Puerto Rico is famous for its top salsa musicians. But if you really want to get the party started on the island, you have to play some bomba.

Bomba is one of the island’s oldest music forms, combining African, indigenous Taíno and Spanish musical elements. The music is performed on booming hand drums and sung in call-and-response style.

By the 1950s, bomba had fallen out of fashion and had been relegated to folkloric dance troupes. But over the last 20 years, bomba has come back in a big way. Today, it’s thriving right here in New York City, connecting Boricuas in the diaspora to their roots.

Photo by Roxanne Scott

7 thoughts on “Bomba Returns: An Afro-Puerto Rican Music Genre Thrives In New York

  1. There’s an entire dissertation and book coming out on the Afro-Taino alliance at the birth of Bomba. Erasing the Taino elements of all Puerto Rican culture is not revolutionary or necessary in order to celebrate our powerful black roots. No binary here. There’s no competition, no oppression olympics necessary to acknowledge that Native and African People were not only on the receiving end of colonialism, but also resisted and very often in collaboration. The town of Loiza, named after Taino female chieftain Yuisa was a site of Afro-Taino alliance. The native practices and African practices came together to resist colonialism.
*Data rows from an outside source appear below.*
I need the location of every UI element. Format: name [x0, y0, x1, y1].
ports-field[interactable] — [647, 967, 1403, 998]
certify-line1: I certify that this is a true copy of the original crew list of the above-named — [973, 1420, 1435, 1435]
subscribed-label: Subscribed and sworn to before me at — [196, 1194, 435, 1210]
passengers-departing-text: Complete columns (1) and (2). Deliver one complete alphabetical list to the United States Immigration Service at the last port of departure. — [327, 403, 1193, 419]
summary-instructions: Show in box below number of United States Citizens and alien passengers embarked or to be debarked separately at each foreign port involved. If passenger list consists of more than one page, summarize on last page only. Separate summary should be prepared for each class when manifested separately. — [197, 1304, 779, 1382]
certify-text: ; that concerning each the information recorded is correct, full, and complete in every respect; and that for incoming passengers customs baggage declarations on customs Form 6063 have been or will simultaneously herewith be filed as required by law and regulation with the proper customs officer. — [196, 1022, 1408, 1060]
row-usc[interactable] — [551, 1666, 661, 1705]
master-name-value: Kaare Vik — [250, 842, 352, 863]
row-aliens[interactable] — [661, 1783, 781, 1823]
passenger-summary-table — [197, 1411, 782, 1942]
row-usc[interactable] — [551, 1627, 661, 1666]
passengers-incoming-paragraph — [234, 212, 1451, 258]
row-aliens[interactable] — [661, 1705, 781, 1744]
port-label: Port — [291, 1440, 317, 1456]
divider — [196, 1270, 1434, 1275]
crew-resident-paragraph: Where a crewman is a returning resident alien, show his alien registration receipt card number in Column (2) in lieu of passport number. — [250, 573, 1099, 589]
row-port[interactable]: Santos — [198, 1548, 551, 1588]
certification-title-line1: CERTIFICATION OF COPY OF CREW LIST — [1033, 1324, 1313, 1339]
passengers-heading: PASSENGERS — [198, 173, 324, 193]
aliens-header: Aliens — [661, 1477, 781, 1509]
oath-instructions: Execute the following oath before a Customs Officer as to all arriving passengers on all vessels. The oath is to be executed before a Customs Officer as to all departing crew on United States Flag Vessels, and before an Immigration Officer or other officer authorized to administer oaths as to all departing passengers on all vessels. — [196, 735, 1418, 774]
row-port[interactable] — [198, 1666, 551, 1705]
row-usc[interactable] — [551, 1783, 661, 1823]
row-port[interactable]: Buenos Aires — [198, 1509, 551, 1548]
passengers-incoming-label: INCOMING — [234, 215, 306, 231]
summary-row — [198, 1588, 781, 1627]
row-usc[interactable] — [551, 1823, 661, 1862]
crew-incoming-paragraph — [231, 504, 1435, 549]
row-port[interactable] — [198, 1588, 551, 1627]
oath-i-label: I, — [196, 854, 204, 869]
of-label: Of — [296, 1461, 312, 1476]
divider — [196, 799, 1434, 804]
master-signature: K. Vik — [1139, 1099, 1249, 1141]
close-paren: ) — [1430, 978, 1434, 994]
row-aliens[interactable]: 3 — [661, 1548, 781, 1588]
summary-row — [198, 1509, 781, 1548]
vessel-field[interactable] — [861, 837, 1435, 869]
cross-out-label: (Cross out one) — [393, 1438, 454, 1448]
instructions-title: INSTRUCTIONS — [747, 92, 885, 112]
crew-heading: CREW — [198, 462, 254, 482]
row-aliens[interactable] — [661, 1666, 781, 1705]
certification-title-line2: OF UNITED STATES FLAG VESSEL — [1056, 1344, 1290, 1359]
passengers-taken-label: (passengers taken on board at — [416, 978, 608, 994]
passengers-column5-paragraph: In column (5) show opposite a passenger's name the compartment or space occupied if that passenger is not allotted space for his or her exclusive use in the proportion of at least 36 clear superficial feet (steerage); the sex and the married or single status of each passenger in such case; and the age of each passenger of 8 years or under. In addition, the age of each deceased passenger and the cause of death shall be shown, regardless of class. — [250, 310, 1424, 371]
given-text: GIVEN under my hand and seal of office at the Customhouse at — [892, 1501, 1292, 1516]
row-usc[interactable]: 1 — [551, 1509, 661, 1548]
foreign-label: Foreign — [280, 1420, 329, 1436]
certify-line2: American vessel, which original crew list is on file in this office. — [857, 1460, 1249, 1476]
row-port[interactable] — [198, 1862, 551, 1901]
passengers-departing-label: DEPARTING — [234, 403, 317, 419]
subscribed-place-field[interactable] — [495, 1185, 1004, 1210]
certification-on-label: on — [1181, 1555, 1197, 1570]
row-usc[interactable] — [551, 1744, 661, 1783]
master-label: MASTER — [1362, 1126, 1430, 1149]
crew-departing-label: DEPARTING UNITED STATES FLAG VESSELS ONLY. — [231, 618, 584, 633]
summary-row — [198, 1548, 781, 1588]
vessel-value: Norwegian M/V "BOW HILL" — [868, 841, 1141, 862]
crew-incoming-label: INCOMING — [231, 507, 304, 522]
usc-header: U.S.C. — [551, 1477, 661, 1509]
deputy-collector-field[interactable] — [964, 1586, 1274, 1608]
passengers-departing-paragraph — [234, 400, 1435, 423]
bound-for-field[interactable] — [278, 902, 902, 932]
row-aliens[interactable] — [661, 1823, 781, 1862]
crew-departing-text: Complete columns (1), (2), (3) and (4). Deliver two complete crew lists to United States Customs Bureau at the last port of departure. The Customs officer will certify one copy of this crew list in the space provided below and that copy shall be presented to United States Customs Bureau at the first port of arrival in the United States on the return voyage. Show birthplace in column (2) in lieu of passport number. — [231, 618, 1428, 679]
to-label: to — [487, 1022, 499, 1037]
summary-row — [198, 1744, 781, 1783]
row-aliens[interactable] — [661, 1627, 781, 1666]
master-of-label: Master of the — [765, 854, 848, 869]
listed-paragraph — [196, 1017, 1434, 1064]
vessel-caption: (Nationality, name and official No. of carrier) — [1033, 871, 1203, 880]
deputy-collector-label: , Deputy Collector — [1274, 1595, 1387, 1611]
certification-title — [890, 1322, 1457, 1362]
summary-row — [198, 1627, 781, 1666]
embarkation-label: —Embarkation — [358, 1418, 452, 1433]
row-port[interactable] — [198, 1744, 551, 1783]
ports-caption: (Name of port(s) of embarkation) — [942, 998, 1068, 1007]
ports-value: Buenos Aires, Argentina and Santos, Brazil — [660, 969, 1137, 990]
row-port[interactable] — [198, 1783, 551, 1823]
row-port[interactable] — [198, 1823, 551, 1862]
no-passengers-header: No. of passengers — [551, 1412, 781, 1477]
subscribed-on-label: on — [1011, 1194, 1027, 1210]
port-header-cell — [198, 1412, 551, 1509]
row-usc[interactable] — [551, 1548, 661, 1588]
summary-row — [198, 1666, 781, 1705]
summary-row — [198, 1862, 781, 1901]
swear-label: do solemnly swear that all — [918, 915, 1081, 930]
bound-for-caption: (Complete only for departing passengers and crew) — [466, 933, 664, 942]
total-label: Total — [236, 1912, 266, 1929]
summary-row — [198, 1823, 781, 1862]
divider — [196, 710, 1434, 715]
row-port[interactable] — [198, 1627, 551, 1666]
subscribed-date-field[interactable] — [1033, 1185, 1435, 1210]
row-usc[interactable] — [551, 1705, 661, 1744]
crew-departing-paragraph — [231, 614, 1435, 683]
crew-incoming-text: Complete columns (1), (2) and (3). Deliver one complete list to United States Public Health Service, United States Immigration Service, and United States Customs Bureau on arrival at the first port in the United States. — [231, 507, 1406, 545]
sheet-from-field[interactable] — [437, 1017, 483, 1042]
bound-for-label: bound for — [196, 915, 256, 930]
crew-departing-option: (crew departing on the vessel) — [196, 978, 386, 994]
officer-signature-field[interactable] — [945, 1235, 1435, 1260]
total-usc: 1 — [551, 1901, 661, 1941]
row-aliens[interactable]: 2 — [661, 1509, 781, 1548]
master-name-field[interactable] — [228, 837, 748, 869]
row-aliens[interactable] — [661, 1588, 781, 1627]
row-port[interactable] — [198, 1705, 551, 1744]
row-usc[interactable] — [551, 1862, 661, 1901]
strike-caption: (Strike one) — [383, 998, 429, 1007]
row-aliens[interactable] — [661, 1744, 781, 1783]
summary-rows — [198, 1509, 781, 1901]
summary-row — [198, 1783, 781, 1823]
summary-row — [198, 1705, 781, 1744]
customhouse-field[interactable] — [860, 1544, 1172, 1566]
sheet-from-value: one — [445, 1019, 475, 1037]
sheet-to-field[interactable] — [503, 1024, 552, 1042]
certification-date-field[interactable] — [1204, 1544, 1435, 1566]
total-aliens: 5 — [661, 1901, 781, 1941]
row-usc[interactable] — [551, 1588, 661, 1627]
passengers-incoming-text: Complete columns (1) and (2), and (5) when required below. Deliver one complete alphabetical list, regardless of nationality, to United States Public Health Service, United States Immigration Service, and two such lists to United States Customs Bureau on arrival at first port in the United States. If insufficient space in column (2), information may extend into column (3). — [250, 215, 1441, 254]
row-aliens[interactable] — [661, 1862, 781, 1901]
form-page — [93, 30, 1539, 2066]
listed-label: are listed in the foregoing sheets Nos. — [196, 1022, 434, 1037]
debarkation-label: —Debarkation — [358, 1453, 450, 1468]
That’s a beautiful story about our melanated ancestors resistance to European Colonialism. The maraca was used by our Taino ancestors as were a version of the Cua’s used in Bomba. There is a reason we still call the center of the Bombazo a Batey. All of these are cultural, physical and spiritual connections to our Taino ancestors still alive culturally and genetically in most if not all Puerto Rican people. To acknowledge those elements with pride in no way appropriates or diminishes the decidedly African roots of Bomba that include the core rhythms, the call and response, the style of Drum and on and on. Can we be proud of our African roots and our Indigenous roots at the same time? I believe so. In fact, today more than ever it’s time to learn from those alliances that allowed our ancestors to survive.